Há uma grande sacada em “Com Carinho, Kitty”, série da Netflix derivada da trilogia de filmes “Para Todos os Garotos…”. Ao contrário dos filmes protagonizados Lana Condor a partir dos livros de Jenny Han, a nova série se afasta das comédias românticas e abraça o atualmente popular formato dos dramas adolescentes coreanos e todas suas convenções.
A série tem início com Kitty (Anna Cathcart), irmã de Jean, a protagonista dos filmes, decidida a se reconectar geograficamente com seu namorado coreano, Dae, e às origens familiares de sua saudosa mãe. Para isso, ela se candidata a uma vaga em uma escola coreana, a mesma em que sua mãe estudou, sem que ninguém soubesse. A série não desperdiça tempo explicando esse processo ou lidando com os possíveis conflitos familiares que essa escolha geraria na família de uma adolescente, mas a verdade é que isso pouco importa.
O primeiro episódio coloca todas as peças em movimento logo nos primeiros momentos – em menos de dez minutos, Kitty já está em Seul, na Coreia do Sul, para surpreender Dae na nova escola. Em um daqueles eventos que só acontecem na ficção (e que o texto não tem vergonha nenhuma de utilizar), ela acaba descolando uma carona para seu destino com Yuri (Gia Kim), justamente a menina com quem Dae está se relacionando.

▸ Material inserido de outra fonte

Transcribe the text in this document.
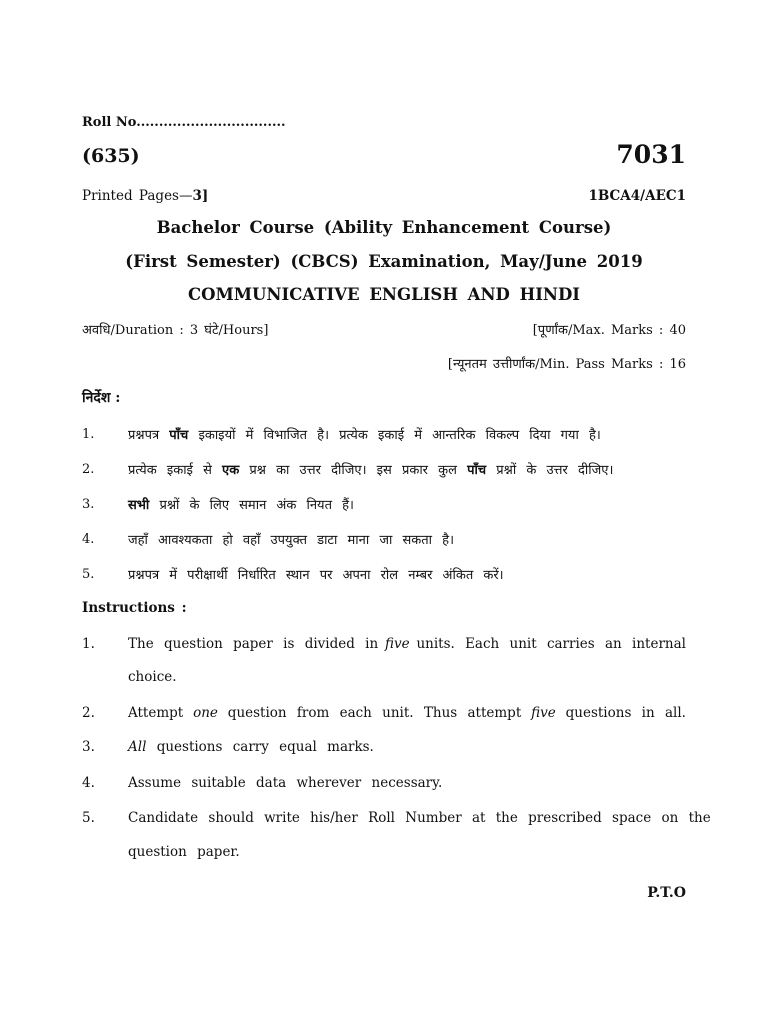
Roll No.................................
(635)	7031
Printed Pages—3]	1BCA4/AEC1
Bachelor Course (Ability Enhancement Course)
(First Semester) (CBCS) Examination, May/June 2019
COMMUNICATIVE ENGLISH AND HINDI
अवधि/Duration : 3 घंटे/Hours]	[पूर्णांक/Max. Marks : 40
[न्यूनतम उत्तीर्णांक/Min. Pass Marks : 16
निर्देश :
1.	प्रश्नपत्र पाँच इकाइयों में विभाजित है। प्रत्येक इकाई में आन्तरिक विकल्प दिया गया है।
2.	प्रत्येक इकाई से एक प्रश्न का उत्तर दीजिए। इस प्रकार कुल पाँच प्रश्नों के उत्तर दीजिए।
3.	सभी प्रश्नों के लिए समान अंक नियत हैं।
4.	जहाँ आवश्यकता हो वहाँ उपयुक्त डाटा माना जा सकता है।
5.	प्रश्नपत्र में परीक्षार्थी निर्धारित स्थान पर अपना रोल नम्बर अंकित करें।
Instructions :
1. The question paper is divided in five units. Each unit carries an internal
choice.
2. Attempt one question from each unit. Thus attempt five questions in all.
3. All questions carry equal marks.
4. Assume suitable data wherever necessary.
5. Candidate should write his/her Roll Number at the prescribed space on the
question paper.
P.T.O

Para apresentar o cenário e introduzir situações e personagens, a série abusa do didatismo e dos diálogos expositivos logo de cara. Por exempllo, após uma situação estranhíssima com a diretora da escola, Kitty reforça o que acabamos de ver e sentir. O recurso da narração em off, de vozes na cabeça, é uma constante na série, mas a sensação incômoda se esvai no decorrer da série.
A série inicialmente se constrói nas diferenças culturais e no não-pertencimento de uma adolescente americana na terra de sua mãe, mas logo parte para a universalidade das relações humanas. Em dez episódios de cerca de meia hora cada, a série coloca Kitty em todas as situações possíveis – dormitório errado, problemas com o idioma, um segredo na relação de Dae e Yuri (que fica exposto desde o início) e até um passado misterioso para sua mãe.
É necessário ter em mente que “Com Carinho, Kitty” é um produto diferente dos filmes, pegando apenas personagens emprestados, o que é ótimo, pois não exime da necessidade de apresentar novas pessoas e suas histórias. Tudo na nova série remete ao estilo coreano de se contar histórias, do exagero comportamental de personagens aos padrões narrativos cheio de viradas e surpresas, característica que os k-drama pegam emprestadas das novelas, assim como os ganchos ao final dos episódios.
“Com Carinho, Kitty” é uma série adolescente e utiliza uma linguagem para se aproximar de seu público alvo. Os jovens parecem viver em uma realidade paralela, em um mundo em que tudo é muito rápido e imediato, o que confere à trama um ar fantasioso, de resoluções imediatas para conflitos e mudanças comportamentais repentinas. Nada disso, vale ressaltar, é uma crítica, é justamente o contrário, a construção de uma identidade “teen” desenvolvida em cima de situações irreais e coincidências nem sempre muito críveis, mas levadas a sério como se fossem as coisas mais importantes do mundo.
Talvez para reforçar a sensação de Kitty estar sozinha em um lugar estranho, o texto constrói quase todos os personagens que a cercam como vilões – isso aproxima o espectador da protagonista, nos levando à revolta de “por que todos a tratam tão mal?”. Até surpreende que a série tenha seus personagens falando coreano durante boa parte do tempo, reforçando o fato de estarmos diante de um drama teen coreano.
A série é divertida, ágil e, na maior parte do tempo, adorável. Passado o conflito inicial e deixando de lado o aspecto romântico, a série ganha força ao apresentar ao público a cultura coreana contemporânea a partir do encantamento de Kitty com as tradições de seus antepassados. “Com Carinho, Kitty” é meio ridícula e confusa, mas assim é a adolescência.